Almost all of the 16 bloggers who showed up Sunday brought notebooks and used them. One of the deeper-thinkers and a big numbers guy, Steven Biel of FJB (Fire Jim Bowden - a shout-out to the departed Nationals general manager) toted a laptop. Many had recording devices and cameras. Blogging has become a sophisticated mixed-media enterprise that runs counter to the popular stereotype. Although that didn’t stop Brian Oliver, another brainy guy, from cracking that “all the mothers’ basements in the area are empty right now.”
Oliver, who lives with his wife, runs the respected if not revered Nationals Farm Authority, which tracks players in the team’s minor league system. He frequently leaves his house and visits places like Harrisburg, Pa., and Woodbridge, Va., home of the Potomac Nationals, talking to players as well as team staff members. A congressional analyst for a company that works with the Air Force, Oliver is thorough and detailed, providing not just opinion but information hard to find anyplace else.
Which begs a question.
“Yeah, I’m a blogger,” he said. “But someone said it perfectly. I use blog software. I’m probably more of a niche than anyone else.”
As the name of his blog would indicate, Biel occupies the more “acerbic” (Oliver’s word) wing of the blogosphere. A political consultant, he doesn’t mind taking off the gloves. “But it’s about having fun and making it a little more fun to follow the worst team in baseball.”
Despite their contrasting styles, Oliver and Biel are friends who collaborate on podcasts. They represent the variance that exists within the blog culture. So does Mike Harris, a former sports editor of the Richmond Times-Dispatch who does freelance writing and editing and is trying to get an online sports section off the ground.
“Blogging is not journalism,” he said. “Blogging is a form of self-expression. I still do journalism. I also blog. It’s not the same thing.”
Yet Harris, who lives near Richmond and at 53 is practically a senior citizen among bloggers, admits he can’t help but try to “stick to journalistic principles” in his blog, NationalsFanBoyLooser (don’t ask). He was the first to report last year’s trade that brought Josh Willingham and Scott Olsen to the Nationals. He got a tip, made a couple of calls “and put my reporter’s hat back on,” he said.

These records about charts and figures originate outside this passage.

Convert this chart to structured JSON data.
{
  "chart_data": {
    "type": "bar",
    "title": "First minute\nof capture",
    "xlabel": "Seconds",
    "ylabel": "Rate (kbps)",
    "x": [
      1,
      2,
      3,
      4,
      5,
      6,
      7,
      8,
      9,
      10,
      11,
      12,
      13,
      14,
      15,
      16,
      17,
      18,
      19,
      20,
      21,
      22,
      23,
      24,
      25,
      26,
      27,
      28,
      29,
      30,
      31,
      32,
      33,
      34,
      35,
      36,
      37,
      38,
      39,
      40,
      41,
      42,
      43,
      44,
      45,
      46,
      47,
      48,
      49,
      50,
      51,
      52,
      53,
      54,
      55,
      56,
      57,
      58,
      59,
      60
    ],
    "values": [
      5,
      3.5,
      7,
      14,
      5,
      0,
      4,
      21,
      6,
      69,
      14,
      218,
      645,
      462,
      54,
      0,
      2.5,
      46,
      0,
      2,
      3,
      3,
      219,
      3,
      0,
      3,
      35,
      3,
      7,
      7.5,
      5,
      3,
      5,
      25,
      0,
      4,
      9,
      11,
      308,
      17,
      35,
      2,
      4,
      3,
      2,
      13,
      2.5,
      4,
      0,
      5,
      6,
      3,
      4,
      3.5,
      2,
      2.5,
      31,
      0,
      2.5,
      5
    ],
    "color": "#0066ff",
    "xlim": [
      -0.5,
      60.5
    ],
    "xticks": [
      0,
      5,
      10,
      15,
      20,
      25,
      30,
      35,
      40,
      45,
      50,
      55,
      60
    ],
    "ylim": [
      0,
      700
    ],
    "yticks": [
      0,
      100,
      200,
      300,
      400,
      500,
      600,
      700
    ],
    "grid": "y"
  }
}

Patrick Reddington, who writes under the pseudonym Ed Chigliak on his Federal Baseball blog, said he thinks the writing is improving on blogs.
“There are so few [other] writing opportunities,” said Reddington, who drove down from northern New Jersey. “I think people who would be writing at other jobs are picking it up. We’re getting a better level of writer.”
Reddington is a freelance writer and works in a pharmacy. Cathy Taylor, aka “Miss Chatter” on her Just a Nats Fan blog, works as a systems administrator at The Washington Post and said she focuses more on the video aspect than the writing. She said the whole blogging thing started when she started writing about her efforts to meet childhood friend Gary Bennett, the former Nationals catcher, “and then I got sucked into baseball.”
Blogging takes up anywhere from a few hours a week to what Jeff Saffelle (“Screech’s Best Friend”) calls a “full-time - albeit nonpaying - job” that often keeps him and his wife, Sohna (“The African Queen”), up to 4 a.m. writing and editing video for their Nats320 blog.
“It’s a passion for us,” he said, hardly unique in that regard.